The volume would need to illustrate these quotations with images of a sea goddess, a sky pantheon and the Mother of God. The goddess and God's Mother share the evening star.


"'...think of the countless world lines intermeshed throughout the continuum as a spiderweb. A touch on one strand trembles through many...There are occasions when we know only that the web is troubled, not where or when the source of the disturbance lies; for that source perhaps does not exist in our yet, our reality. We can only try to trace it back up through the threads -' He broke off." (ST, p. 135)
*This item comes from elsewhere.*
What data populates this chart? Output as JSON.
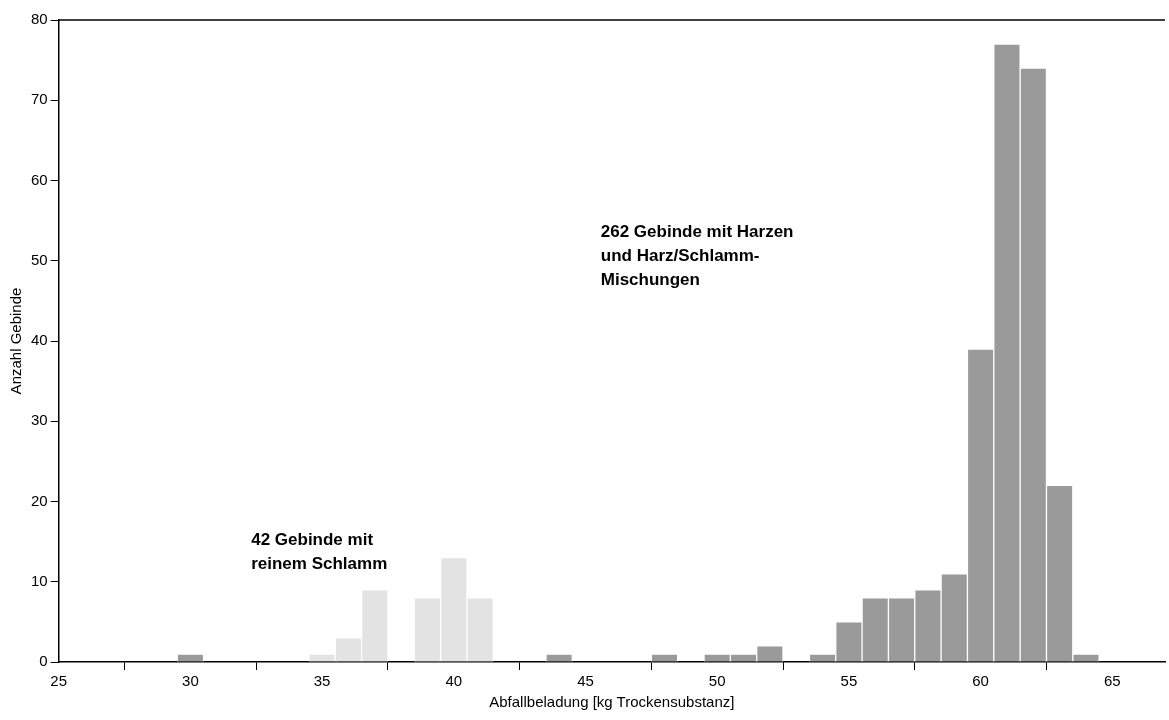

Dramatically, that is an appropriate place to break off. How creative to use the word "...yet..." as a noun. If the Patrol traces a disturbance through the threads and does not break off, then the most that they can find is an apparently uncaused event, which could be the arrival of a time traveler who has set off neither from any moment earlier than his arrival nor from any moment later than it. He is from another yet.

In the Upanishads, a spider and his web are one image for the Absolute and the universe so this quotation, appropriately illustrated, might also belong in the mythological section.